If you want to help your compost break down faster, you can put more time and thought into it to achieve the ideal conditions for decomposition. Compost, while easy enough, is an exercise in balance. To best "balance" your compost pile, include one part nitrogen-rich "greens" for every 15-30 parts of a carbon-rich "browns" in your compost heap.
  • "Browns" (carbon-rich materials) include: Fresh leaves, coffee grounds, newspaper strips, peanut shells, sawdust, straw, fruit scraps, bark, pine needles, tea bags, dryer lint, eggshells
  • "Greens" (nitrogen-rich materials) include: Food waste, vegetable peels, hay, grass clippings, garden waste, alfalfa, oats
Think of a compost pile like a sandwich with alternating layers. The first step is to build a foundation with a four-inch layer of bulky twigs and small branches. This allows for air to flow upward through it and also keep it off the ground. Water this layer liberally before doing alternating two-inch layers of greens and browns, watering every so often. Do this until your heap is three to five feet tall, making sure no layer is packed too firmly. You want air to be able to reach the inner parts of the pile as much as possible. Finally, sprinkle the top of the heap with a few handfuls of soil from your garden. This soil, while not totally necessary, speeds up the process by using the hundreds of millions of bacteria found in it to your advantage. You will know the process is working when the pile generates heat as it decomposes.

Step #4: Now you wait

If you do nothing from this point, you will probably have finished compost in approximately one year. Most people try to nudge Mother Nature into a speedier delivery on their black gold, though, by keeping a healthy amount of moisture (water) and air flowing within the pile. As the heat increases in the pile, moisture is lost, so it is important to regularly water your compost to keep it damp, not dripping wet. Using an aerator or pitchfork to turn your pile, anywhere from once a week to a couple times per month, will help reintroduce oxygen. The more often you turn, the quicker it will break down. Weekly aerating and watering should produce a finished compost heap in several months.
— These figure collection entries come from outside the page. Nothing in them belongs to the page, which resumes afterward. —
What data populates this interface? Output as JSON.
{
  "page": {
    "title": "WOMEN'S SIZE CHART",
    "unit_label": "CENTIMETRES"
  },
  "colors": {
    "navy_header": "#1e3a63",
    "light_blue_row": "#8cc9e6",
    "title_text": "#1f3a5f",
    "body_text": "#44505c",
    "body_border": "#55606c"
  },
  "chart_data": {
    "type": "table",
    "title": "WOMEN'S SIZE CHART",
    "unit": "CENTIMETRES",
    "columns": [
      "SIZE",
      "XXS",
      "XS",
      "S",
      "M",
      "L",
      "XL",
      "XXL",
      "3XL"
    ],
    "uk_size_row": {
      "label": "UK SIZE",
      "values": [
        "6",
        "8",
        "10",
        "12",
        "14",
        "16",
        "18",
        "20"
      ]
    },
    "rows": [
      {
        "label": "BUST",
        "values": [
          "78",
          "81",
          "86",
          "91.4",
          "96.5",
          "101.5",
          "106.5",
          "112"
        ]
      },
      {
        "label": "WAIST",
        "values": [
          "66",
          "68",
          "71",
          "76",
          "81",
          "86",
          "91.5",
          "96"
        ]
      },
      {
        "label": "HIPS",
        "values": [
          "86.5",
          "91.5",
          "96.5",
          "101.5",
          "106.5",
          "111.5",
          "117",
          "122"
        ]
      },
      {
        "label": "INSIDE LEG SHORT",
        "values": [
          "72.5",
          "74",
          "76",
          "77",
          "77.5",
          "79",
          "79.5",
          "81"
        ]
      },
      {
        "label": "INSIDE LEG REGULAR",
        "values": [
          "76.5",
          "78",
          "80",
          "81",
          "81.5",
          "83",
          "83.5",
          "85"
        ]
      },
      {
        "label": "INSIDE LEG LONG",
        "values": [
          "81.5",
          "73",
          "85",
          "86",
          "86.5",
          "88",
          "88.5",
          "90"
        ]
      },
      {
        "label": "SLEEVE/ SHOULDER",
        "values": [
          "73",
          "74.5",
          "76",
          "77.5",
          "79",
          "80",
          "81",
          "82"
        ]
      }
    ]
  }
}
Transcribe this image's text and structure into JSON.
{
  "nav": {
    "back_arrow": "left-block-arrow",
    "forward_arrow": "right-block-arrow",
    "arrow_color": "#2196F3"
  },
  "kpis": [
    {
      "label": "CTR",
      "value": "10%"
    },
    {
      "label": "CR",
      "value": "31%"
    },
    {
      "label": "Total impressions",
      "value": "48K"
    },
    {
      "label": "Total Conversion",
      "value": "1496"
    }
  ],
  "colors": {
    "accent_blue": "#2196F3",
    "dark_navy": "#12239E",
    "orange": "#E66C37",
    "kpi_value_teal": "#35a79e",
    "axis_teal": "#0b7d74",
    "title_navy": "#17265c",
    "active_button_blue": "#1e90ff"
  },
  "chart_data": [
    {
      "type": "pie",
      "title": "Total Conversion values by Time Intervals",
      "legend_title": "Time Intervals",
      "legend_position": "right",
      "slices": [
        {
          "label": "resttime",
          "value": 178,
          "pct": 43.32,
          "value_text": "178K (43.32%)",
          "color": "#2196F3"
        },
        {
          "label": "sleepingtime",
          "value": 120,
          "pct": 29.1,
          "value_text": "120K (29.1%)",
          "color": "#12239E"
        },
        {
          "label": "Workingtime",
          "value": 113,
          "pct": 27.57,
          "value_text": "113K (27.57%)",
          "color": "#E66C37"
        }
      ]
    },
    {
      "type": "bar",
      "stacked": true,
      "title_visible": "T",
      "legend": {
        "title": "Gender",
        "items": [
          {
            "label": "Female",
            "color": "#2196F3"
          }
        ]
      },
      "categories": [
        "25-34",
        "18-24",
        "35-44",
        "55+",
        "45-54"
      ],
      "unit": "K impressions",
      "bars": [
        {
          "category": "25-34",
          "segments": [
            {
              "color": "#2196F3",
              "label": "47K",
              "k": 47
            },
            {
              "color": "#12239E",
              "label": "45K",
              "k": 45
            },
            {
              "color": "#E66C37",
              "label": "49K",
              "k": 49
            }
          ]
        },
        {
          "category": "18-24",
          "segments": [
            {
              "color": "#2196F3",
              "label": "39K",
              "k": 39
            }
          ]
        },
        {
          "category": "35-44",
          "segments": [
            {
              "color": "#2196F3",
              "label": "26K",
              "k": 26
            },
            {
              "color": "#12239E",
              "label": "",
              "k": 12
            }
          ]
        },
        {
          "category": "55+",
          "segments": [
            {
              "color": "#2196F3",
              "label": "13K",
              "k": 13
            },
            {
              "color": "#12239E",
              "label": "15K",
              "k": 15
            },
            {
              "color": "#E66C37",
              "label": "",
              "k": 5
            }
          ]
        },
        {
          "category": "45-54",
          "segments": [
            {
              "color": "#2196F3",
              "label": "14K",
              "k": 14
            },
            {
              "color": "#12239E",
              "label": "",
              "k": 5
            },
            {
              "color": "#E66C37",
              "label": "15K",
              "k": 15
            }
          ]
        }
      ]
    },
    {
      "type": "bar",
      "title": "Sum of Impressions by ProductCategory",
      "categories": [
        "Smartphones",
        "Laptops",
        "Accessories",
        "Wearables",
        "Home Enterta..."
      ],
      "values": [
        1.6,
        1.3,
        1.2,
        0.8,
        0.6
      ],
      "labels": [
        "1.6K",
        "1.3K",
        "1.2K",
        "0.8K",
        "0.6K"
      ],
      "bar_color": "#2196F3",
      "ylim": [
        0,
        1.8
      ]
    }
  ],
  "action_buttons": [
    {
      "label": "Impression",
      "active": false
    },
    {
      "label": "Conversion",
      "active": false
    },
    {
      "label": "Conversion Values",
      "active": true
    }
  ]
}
Compost shouldn't look or smell gross. When done properly, it should not attract animals (although the ones that make it into your backyard may help themselves to the food scraps on occasion). If you notice a foul, rotten-egg smell, you've put something from the "do NOT compost" list into your pile, it's not receiving enough oxygen or it's getting too wet. To correct this, work in some dry "browns" such as straw, peanut shells or sawdust. If your pile smells like ammonia, you have added too many nitrogen-rich "green" materials, so work in more browns.

Finished compost smells earthy, even sweet, is moist like a wrung-out sponge, and is dark like coffee grounds. Work at least two to four inches of this material into your garden, use as needed in potted plants, or spread around trees and garden beds as mulch. It is among the best substances nature can provide to a gardener.

Composting involves patience, but the reward is absolutely worth it. You can skip on synthetic fertilizers and soil amenders, which cost money and may hurt the environment. Compost also balances your soil’s texture, restores nutrients and diverts countless pounds of useable organic waste from our landfills.